2019-01-08 久志能幾研究所 小田泰仙

著作権の関係で、無断引用を禁止します。

霊信として『「言志四録」51選訓集」』

 年末の12月25日に河村義子先生がご逝去されて、弔意の1週間ブログ休載で、馬場恵峰書『佐藤一斎著「言志四録」51選集」』(小田泰仙編 久志能幾研究所刊 A4版、64頁2800円)の出版案内を控えた。

 この本は、12月25日付けの出版であるが、最終校正で誤字脱字が見つかりその修正で、3日遅れの12月28日に、印刷完了本が印刷会社より自宅に届いた。本来、25冊は私宅、25冊は他所、50冊は九州の馬場恵峰先生宅に直送されることになっていたが、手違いで私宅に25冊以外に、恵峰先生分の50冊が届いた。それで大慌てで恵峰先生宅に転送した。

 出来た本を見直すうち、12月30日になって、河村義子先生の命日がこの書の出版日と気が付き愕然とした。これは偶然という人もいるが、私の菩提寺の住職様の意見では、馬場恵峰先生へ寂滅のご挨拶として、私の家経由で、私の代わりに九州に行ったのだと言われた。手塩かけて出版した本は、私の子供である。偶然と見えることも、実は必然のことだと住職様に言われた。河村義子先生と馬場恵峰先生は直接の対面はないが、お互い私の私費出版本を通じて旧知の仲であった。

 「神秘的な体験をするには、雰囲気と心の準備が必要だ。」(水木しげる著『水木しげるの娘に語るお父さんの戦記』より)

 

私の使命

 今、振り返ると河村義子先生に対する私の使命は、河村先生の遺徳を記録として残すことだと悟った。

 カメラ歴50年、文章道歴50年、科学工業英語検定1級所持(一級は日本に500人もいない)の技を持ち、ピアノに憧れを持って40年を過ごしてきて、64歳でグランドピアノを購入した人間が、河村先生とご縁ができたのは仏縁である。「人は出合うべき縁に、早からず遅からず出会う」とは、森信三先生の言葉です。

 そんなつもりはなかったが、記録をひも解くと、河村先生に関する写真はこの5年間で8600枚ほど撮影した。そのうち河村先生が写っているのは数%であるが、先生の周りの人を含めて、自然体の良い写真を多く撮影できたと思う。そのお陰で共演された音楽家達ともご縁ができた。先生に関するエッセイ(A4で4頁の作品が30通余)、演奏会のビデオが5本である。このブログ休載中に整理をして、ご遺族に贈るためにBRディスクに収めための編集をした。

 

河村義子先生の病気

 河村先生は、5年まえに病気が見つかり、手術をすると後遺症が残りピアニストとして活動できなくなるとして、延命手術を拒否され、最期までピアニストとして生きる道を選ばれた。このことは、葬儀場に掲げられたご子息の挨拶文で初めて知った。思えば、私が先生に出会ったころである。

 私は、河村先生が覚悟を決め、最後までピアニストとして生きたいとして、死病と戦っているのを知らないから、自然体で写真が撮れ、エッセイが書けたと思う。先生の死病を知っていれば、人間ができていない私は構えてしまい、良い写真は撮れなかったと思う。そのためエッセイも自然体に書けたと思う。私は、先生が死病と戦っていることを知ってはいけなかった定めだと改めて感じた。それも観音様のご意志で、運命である。
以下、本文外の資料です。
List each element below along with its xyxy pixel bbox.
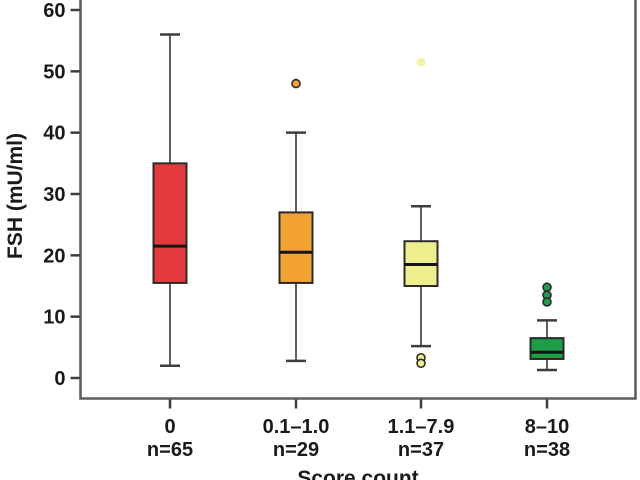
outlier-1-0 bbox=[291, 78, 301, 89]
count-label-0: n=65 bbox=[147, 439, 193, 461]
box-1 bbox=[278, 211, 314, 284]
count-label-1: n=29 bbox=[273, 439, 319, 461]
faint-outlier-2-0 bbox=[416, 57, 426, 67]
plot-frame bbox=[79, 0, 637, 400]
count-label-3: n=38 bbox=[524, 439, 570, 461]
y-tick-label-0: 0 bbox=[54, 368, 65, 390]
y-axis-title: FSH (mU/ml) bbox=[4, 133, 27, 259]
category-label-3: 8–10 bbox=[525, 416, 570, 438]
y-tick-label-40: 40 bbox=[43, 123, 65, 145]
y-tick-label-60: 60 bbox=[43, 0, 65, 22]
y-tick-label-50: 50 bbox=[43, 61, 65, 83]
y-tick-label-20: 20 bbox=[43, 245, 65, 267]
y-tick-label-30: 30 bbox=[43, 184, 65, 206]
box-3 bbox=[529, 337, 565, 360]
category-label-0: 0 bbox=[164, 416, 175, 438]
x-axis-title: Score count bbox=[297, 467, 418, 480]
outlier-2-1 bbox=[416, 358, 426, 369]
outlier-3-0 bbox=[542, 282, 552, 293]
count-label-2: n=37 bbox=[398, 439, 444, 461]
category-label-2: 1.1–7.9 bbox=[388, 416, 455, 438]
box-0 bbox=[152, 162, 188, 284]
outlier-3-2 bbox=[542, 297, 552, 307]
category-label-1: 0.1–1.0 bbox=[263, 416, 330, 438]
y-tick-label-10: 10 bbox=[43, 307, 65, 329]
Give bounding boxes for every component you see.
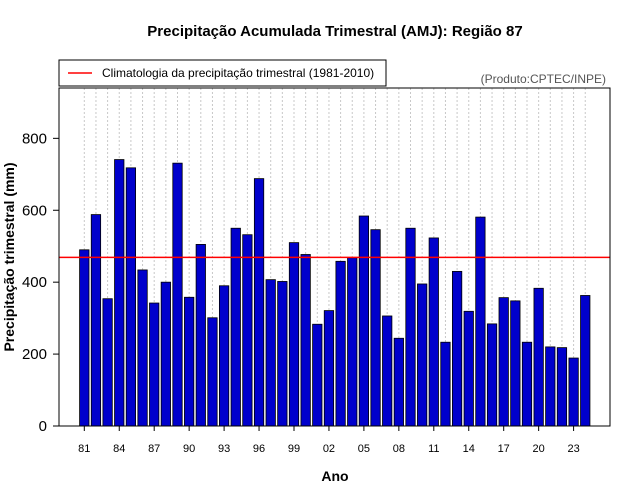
bars — [79, 159, 591, 427]
x-tick-label: 17 — [498, 443, 510, 455]
x-axis-title: Ano — [321, 468, 348, 484]
x-tick-label: 05 — [358, 443, 370, 455]
bar-1987 — [149, 302, 160, 427]
bar-2015 — [475, 216, 486, 427]
bar-2000 — [300, 254, 311, 427]
bar-2017 — [498, 297, 509, 427]
bar-1993 — [218, 285, 230, 427]
bar-1991 — [195, 244, 206, 427]
bar-2024 — [580, 295, 591, 427]
bar-2012 — [440, 341, 451, 427]
bar-1986 — [137, 269, 148, 427]
x-tick-label: 81 — [78, 443, 90, 455]
credit-text: (Produto:CPTEC/INPE) — [481, 72, 606, 86]
x-tick-label: 93 — [218, 443, 230, 455]
bar-2007 — [382, 315, 393, 427]
bar-1998 — [277, 281, 288, 427]
bar-2014 — [463, 310, 474, 427]
bar-1988 — [160, 281, 171, 427]
bar-2019 — [521, 341, 533, 427]
plot-frame — [58, 87, 611, 427]
y-axis-title: Precipitação trimestral (mm) — [1, 162, 17, 351]
chart-title: Precipitação Acumulada Trimestral (AMJ):… — [147, 23, 522, 40]
x-tick-label: 08 — [393, 443, 405, 455]
bar-2002 — [323, 310, 335, 427]
bar-1995 — [242, 234, 253, 427]
bar-1990 — [184, 296, 195, 427]
x-tick-label: 11 — [428, 443, 439, 455]
x-tick-label: 99 — [288, 443, 300, 455]
bar-2003 — [335, 260, 346, 427]
bar-1996 — [253, 178, 265, 427]
y-tick-label: 400 — [22, 274, 47, 291]
y-tick-label: 600 — [22, 202, 47, 219]
bar-1989 — [172, 162, 183, 427]
y-tick-label: 200 — [22, 346, 47, 363]
x-tick-label: 90 — [183, 443, 195, 455]
bar-1985 — [125, 167, 136, 427]
x-tick-label: 20 — [533, 443, 545, 455]
bar-2022 — [556, 347, 568, 427]
bar-2018 — [510, 300, 521, 427]
bar-1983 — [102, 298, 113, 427]
x-tick-label: 96 — [253, 443, 265, 455]
bar-2013 — [451, 270, 463, 427]
x-axis: 81 84 87 90 93 96 99 02 05 08 11 14 17 20 23 — [78, 426, 580, 455]
bar-1984 — [114, 159, 125, 427]
y-axis: 0 200 400 600 800 — [22, 130, 59, 435]
bar-2005 — [358, 215, 370, 427]
x-tick-label: 14 — [463, 443, 475, 455]
bar-2011 — [428, 237, 439, 427]
legend: Climatologia da precipitação trimestral … — [58, 59, 387, 87]
y-tick-label: 0 — [39, 418, 47, 435]
bar-2016 — [486, 323, 498, 427]
bar-2004 — [347, 257, 358, 427]
bar-2010 — [417, 283, 428, 427]
y-tick-label: 800 — [22, 130, 47, 147]
bar-2020 — [533, 287, 544, 427]
bar-1992 — [207, 317, 218, 427]
bar-2006 — [370, 229, 381, 427]
bar-1982 — [90, 214, 102, 427]
x-tick-label: 84 — [113, 443, 125, 455]
bar-1981 — [79, 249, 90, 427]
bar-2023 — [568, 357, 579, 427]
x-tick-label: 87 — [148, 443, 160, 455]
bar-2021 — [545, 346, 556, 427]
bar-2008 — [393, 337, 404, 427]
x-tick-label: 23 — [567, 443, 579, 455]
bar-2001 — [312, 323, 323, 427]
bar-1997 — [265, 279, 276, 427]
bar-1999 — [288, 242, 300, 427]
legend-box — [58, 59, 387, 87]
legend-label: Climatologia da precipitação trimestral … — [102, 66, 374, 80]
x-tick-label: 02 — [323, 443, 335, 455]
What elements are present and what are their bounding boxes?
 今思うと、河村義子先生の言葉の節々に、死を予告する言葉があったが、鈍感な私は気が付かなかった。それに気が付けば、「それでは、もう小田さんではない」と、義子先生の親友に慰められた。それがせめてもの慰めである。まだまだ人間ができていないと、反省のしきりである。

 

出版計画

 今回のブログ休載中に「写真集 河村義子先生を偲ぶ」(解説は英訳併記)、「河村義子先生の想い出」(エッセイ集)、「ウィーンにかける六段の調べ」(英訳、ドイツ語、併記)を出版する計画ができた。これが河村義子先生への私の追悼と鎮魂の書となる。

 

2019-01-08 久志能幾研究所 小田泰仙

著作権の関係で、無断引用を禁止します。

2019年1月 5日 (土)

河村義子先生の為写経を納経

 河村義子先生が亡くなられて1週間たった2019年1月2日、思いついて河村義子先生の為写経を行った。私はほぼ毎日写経をしていて、丁度、ご先祖様11名分の為写経が一巡した所で、しめくくりの最後として、河村義子先生の為写経をした。それでなにか心の平安を得た。河村義子先生の戒名「聖観院教音義愛大姉」が心に沁み込んでくる。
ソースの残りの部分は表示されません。